News
Martelly proposes to rebuild Haiti Army
The plan also calls for creation of a “national intelligence service,” a special unit to deal with terrorism threats, criminal syndicates and illegal trafficking networks. It would also monitor “extremist organizations and movements intended to spread anarchy.”
A U.S. Embassy spokesman, Jon Piechowski, said by email that Haitian government officials had recently met with embassy personnel to discuss the plan.
“We are reviewing the information they have shared in support of their vision,” Piechowski said.
A human rights lawyer criticized the idea, noting that the military has long been used in Haiti as a tool to quash democratic movements.
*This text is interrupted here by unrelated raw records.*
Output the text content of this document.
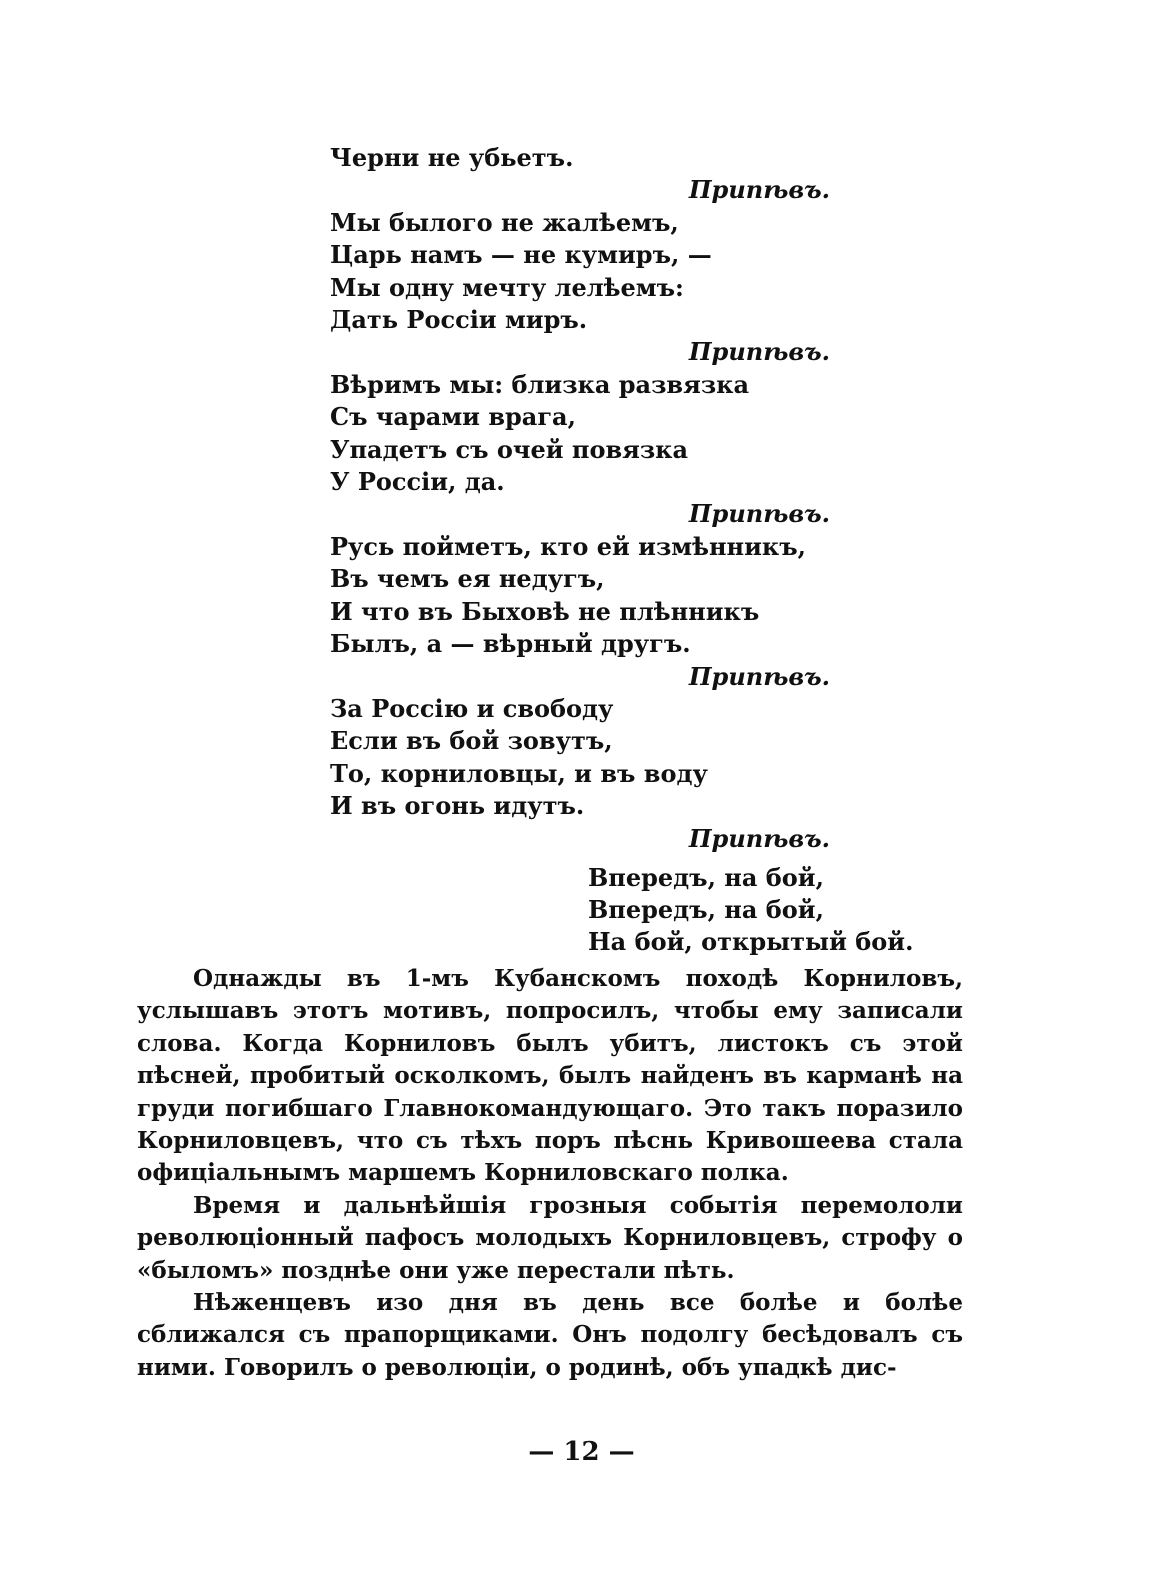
Черни не убьетъ.
Припѣвъ.
Мы былого не жалѣемъ,
Царь намъ — не кумиръ, —
Мы одну мечту лелѣемъ:
Дать Россіи миръ.
Припѣвъ.
Вѣримъ мы: близка развязка
Съ чарами врага,
Упадетъ съ очей повязка
У Россіи, да.
Припѣвъ.
Русь пойметъ, кто ей измѣнникъ,
Въ чемъ ея недугъ,
И что въ Быховѣ не плѣнникъ
Былъ, а — вѣрный другъ.
Припѣвъ.
За Россію и свободу
Если въ бой зовутъ,
То, корниловцы, и въ воду
И въ огонь идутъ.
Припѣвъ.
Впередъ, на бой,
Впередъ, на бой,
На бой, открытый бой.

Однажды въ 1-мъ Кубанскомъ походѣ Корниловъ, услышавъ этотъ мотивъ, попросилъ, чтобы ему записали слова. Когда Корниловъ былъ убитъ, листокъ съ этой пѣсней, пробитый осколкомъ, былъ найденъ въ карманѣ на груди погибшаго Главнокомандующаго. Это такъ поразило Корниловцевъ, что съ тѣхъ поръ пѣснь Кривошеева стала офиціальнымъ маршемъ Корниловскаго полка.

Время и дальнѣйшія грозныя событія перемололи революціонный пафосъ молодыхъ Корниловцевъ, строфу о «быломъ» позднѣе они уже перестали пѣть.

Нѣженцевъ изо дня въ день все болѣе и болѣе сближался съ прапорщиками. Онъ подолгу бесѣдовалъ съ ними. Говорилъ о революціи, о родинѣ, объ упадкѣ дис-

— 12 —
“The problems raised in the proposal are real, but there is little basis for believing that the army would be an effective solution,” said attorney Brian Concannon, director and founder of the Institute for Justice and Democracy in Haiti.
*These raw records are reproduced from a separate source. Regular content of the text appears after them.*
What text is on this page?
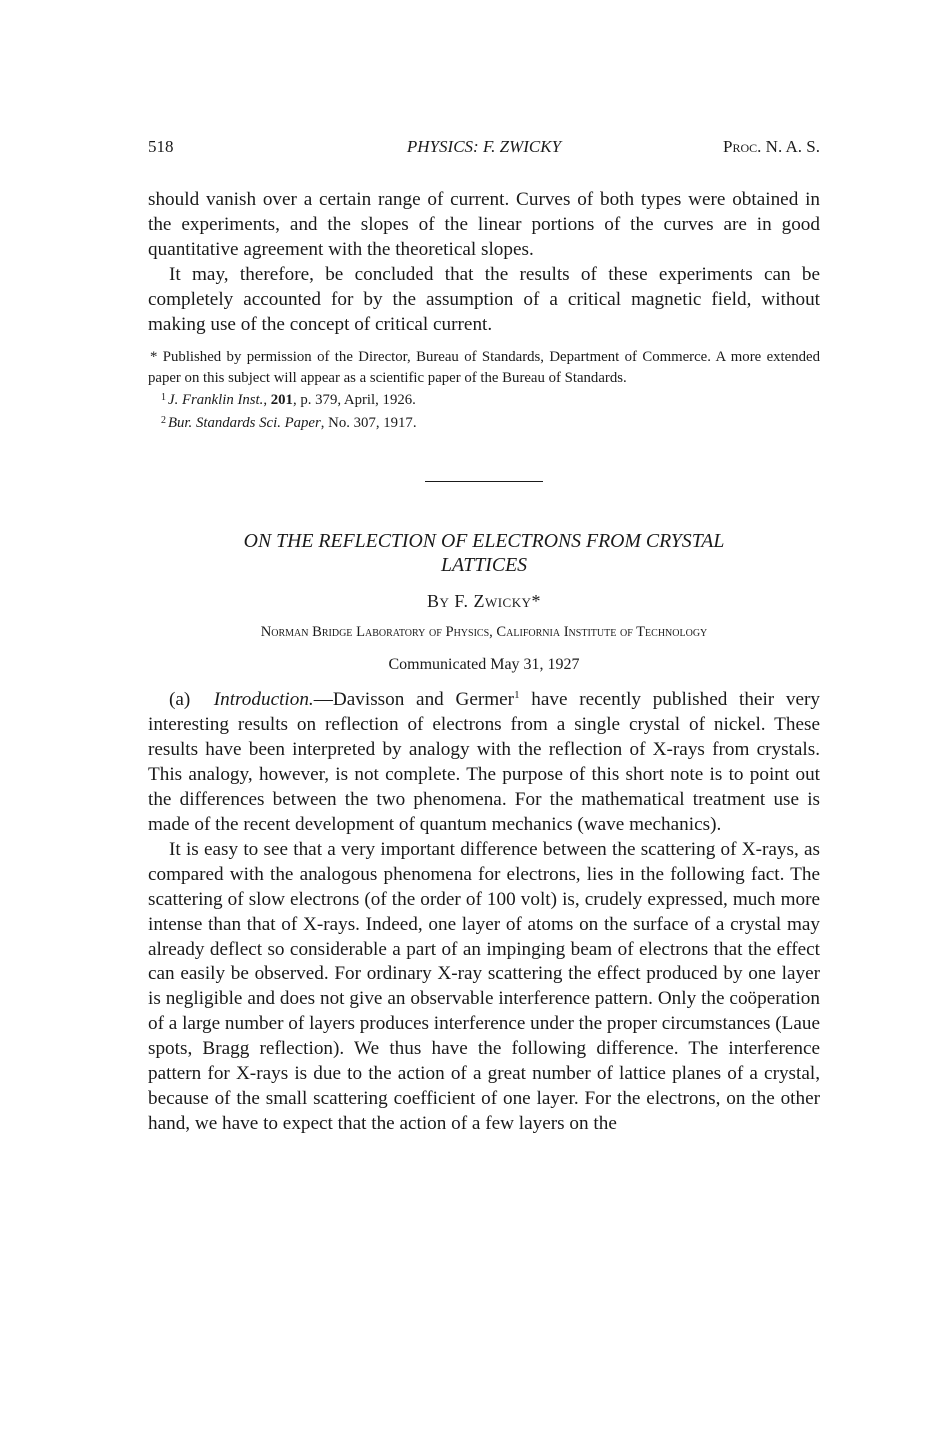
518	PHYSICS: F. ZWICKY	Proc. N. A. S.

should vanish over a certain range of current. Curves of both types were obtained in the experiments, and the slopes of the linear portions of the curves are in good quantitative agreement with the theoretical slopes.

It may, therefore, be concluded that the results of these experiments can be completely accounted for by the assumption of a critical magnetic field, without making use of the concept of critical current.

* Published by permission of the Director, Bureau of Standards, Department of Commerce. A more extended paper on this subject will appear as a scientific paper of the Bureau of Standards.

$^1$ J. Franklin Inst., 201, p. 379, April, 1926.

$^2$ Bur. Standards Sci. Paper, No. 307, 1917.

ON THE REFLECTION OF ELECTRONS FROM CRYSTAL
LATTICES
By F. Zwicky*
Norman Bridge Laboratory of Physics, California Institute of Technology
Communicated May 31, 1927

(a) Introduction.—Davisson and Germer$^1$ have recently published their very interesting results on reflection of electrons from a single crystal of nickel. These results have been interpreted by analogy with the reflection of X-rays from crystals. This analogy, however, is not complete. The purpose of this short note is to point out the differences between the two phenomena. For the mathematical treatment use is made of the recent development of quantum mechanics (wave mechanics).

It is easy to see that a very important difference between the scattering of X-rays, as compared with the analogous phenomena for electrons, lies in the following fact. The scattering of slow electrons (of the order of 100 volt) is, crudely expressed, much more intense than that of X-rays. Indeed, one layer of atoms on the surface of a crystal may already deflect so considerable a part of an impinging beam of electrons that the effect can easily be observed. For ordinary X-ray scattering the effect produced by one layer is negligible and does not give an observable interference pattern. Only the coöperation of a large number of layers produces interference under the proper circumstances (Laue spots, Bragg reflection). We thus have the following difference. The interference pattern for X-rays is due to the action of a great number of lattice planes of a crystal, because of the small scattering coefficient of one layer. For the electrons, on the other hand, we have to expect that the action of a few layers on the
“The army did not successfully defend the borders against foreign attacks, and the other listed functions: development, disaster response and policing are done more cheaply and efficiently by civilian entities. What the army has done well throughout its history is attack unarmed civilians and stunt democracy.”
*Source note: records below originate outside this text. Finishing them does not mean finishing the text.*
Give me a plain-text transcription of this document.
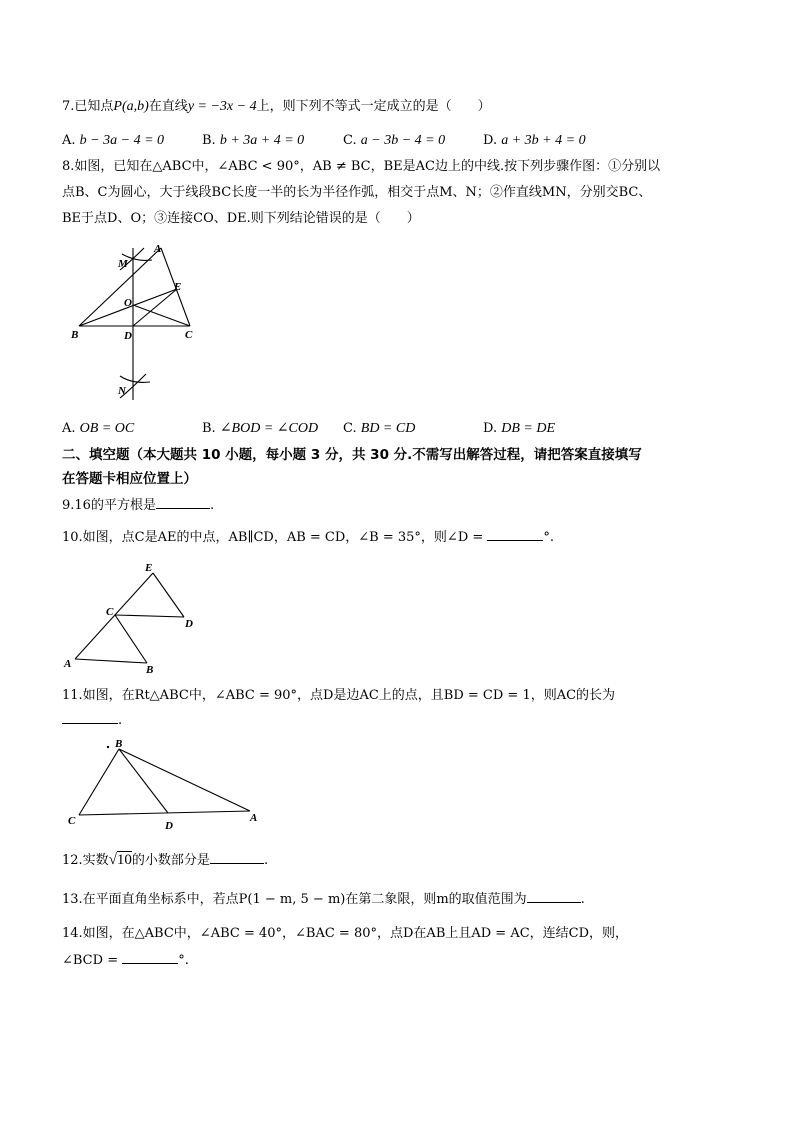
7.已知点P(a,b)在直线y = −3x − 4上，则下列不等式一定成立的是（　　）
A. b − 3a − 4 = 0	B. b + 3a + 4 = 0	C. a − 3b − 4 = 0	D. a + 3b + 4 = 0
8.如图，已知在△ABC中，∠ABC < 90°，AB ≠ BC，BE是AC边上的中线.按下列步骤作图：①分别以
点B、C为圆心，大于线段BC长度一半的长为半径作弧，相交于点M、N；②作直线MN，分别交BC、
BE于点D、O；③连接CO、DE.则下列结论错误的是（　　）
A
B	C
D
E
O
M
N
A. OB = OC	B. ∠BOD = ∠COD C. BD = CD	D. DB = DE
二、填空题（本大题共 10 小题，每小题 3 分，共 30 分.不需写出解答过程，请把答案直接填写
在答题卡相应位置上）
9.16的平方根是	.
10.如图，点C是AE的中点，AB∥CD，AB = CD，∠B = 35°，则∠D =	°.
E
C
D
A	B
11.如图，在Rt△ABC中，∠ABC = 90°，点D是边AC上的点，且BD = CD = 1，则AC的长为
.
B
C	D
A
12.实数√10的小数部分是	.
13.在平面直角坐标系中，若点P(1 − m, 5 − m)在第二象限，则m的取值范围为	.
14.如图，在△ABC中，∠ABC = 40°，∠BAC = 80°，点D在AB上且AD = AC，连结CD，则，
∠BCD =	°.
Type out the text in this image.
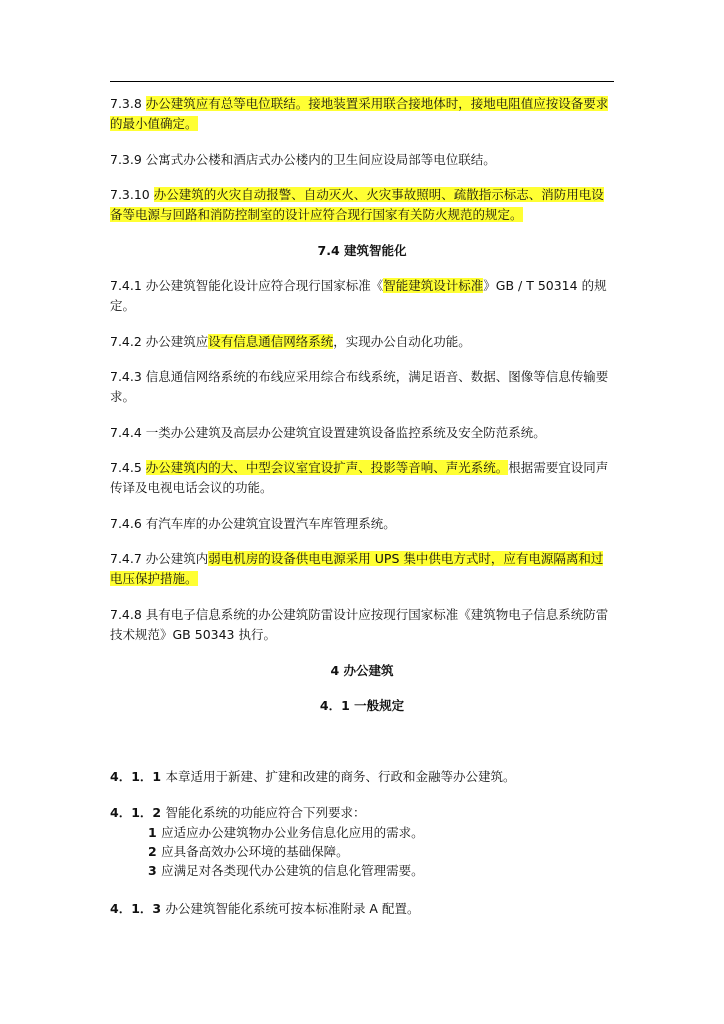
7.3.8 办公建筑应有总等电位联结。接地装置采用联合接地体时，接地电阻值应按设备要求的最小值确定。

7.3.9 公寓式办公楼和酒店式办公楼内的卫生间应设局部等电位联结。

7.3.10 办公建筑的火灾自动报警、自动灭火、火灾事故照明、疏散指示标志、消防用电设备等电源与回路和消防控制室的设计应符合现行国家有关防火规范的规定。

7.4 建筑智能化

7.4.1 办公建筑智能化设计应符合现行国家标准《智能建筑设计标准》GB / T 50314 的规定。

7.4.2 办公建筑应设有信息通信网络系统，实现办公自动化功能。

7.4.3 信息通信网络系统的布线应采用综合布线系统，满足语音、数据、图像等信息传输要求。

7.4.4 一类办公建筑及高层办公建筑宜设置建筑设备监控系统及安全防范系统。

7.4.5 办公建筑内的大、中型会议室宜设扩声、投影等音响、声光系统。根据需要宜设同声传译及电视电话会议的功能。

7.4.6 有汽车库的办公建筑宜设置汽车库管理系统。

7.4.7 办公建筑内弱电机房的设备供电电源采用 UPS 集中供电方式时，应有电源隔离和过电压保护措施。

7.4.8 具有电子信息系统的办公建筑防雷设计应按现行国家标准《建筑物电子信息系统防雷技术规范》GB 50343 执行。

4 办公建筑
4．1 一般规定

4．1．1 本章适用于新建、扩建和改建的商务、行政和金融等办公建筑。

4．1．2 智能化系统的功能应符合下列要求：

1 应适应办公建筑物办公业务信息化应用的需求。
2 应具备高效办公环境的基础保障。
3 应满足对各类现代办公建筑的信息化管理需要。

4．1．3 办公建筑智能化系统可按本标准附录 A 配置。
Haiti-born political observer Jocelyn McCalla said the country would be better served by creating a job program that focuses on young people.
“An army is the last thing that Haiti needs at this point,” McCalla wrote in an email.
Martelly’s push to bring back the army stems in part from uneasy relations between United Nations troops and many Haitians, who view the peacekeepers as an occupation force and an affront to national sovereignty.
Such opposition has been stoked by evidence suggesting that U.N. peacekeepers from Nepal accidentally started a cholera outbreak that has killed more than 6,200 people and by a recent video allegedly showing U.N. soldiers from Uruguay sexually abusing a Haitian youth.
Despite the outcry, Martelly has said he would seek to renew the U.N. force’s mandate for another year. On Friday, he said at the U.N. General Assembly that the force has committed “unacceptable errors” in Haiti but it should stay to help rebuild the country after last year’s devastating earthquake.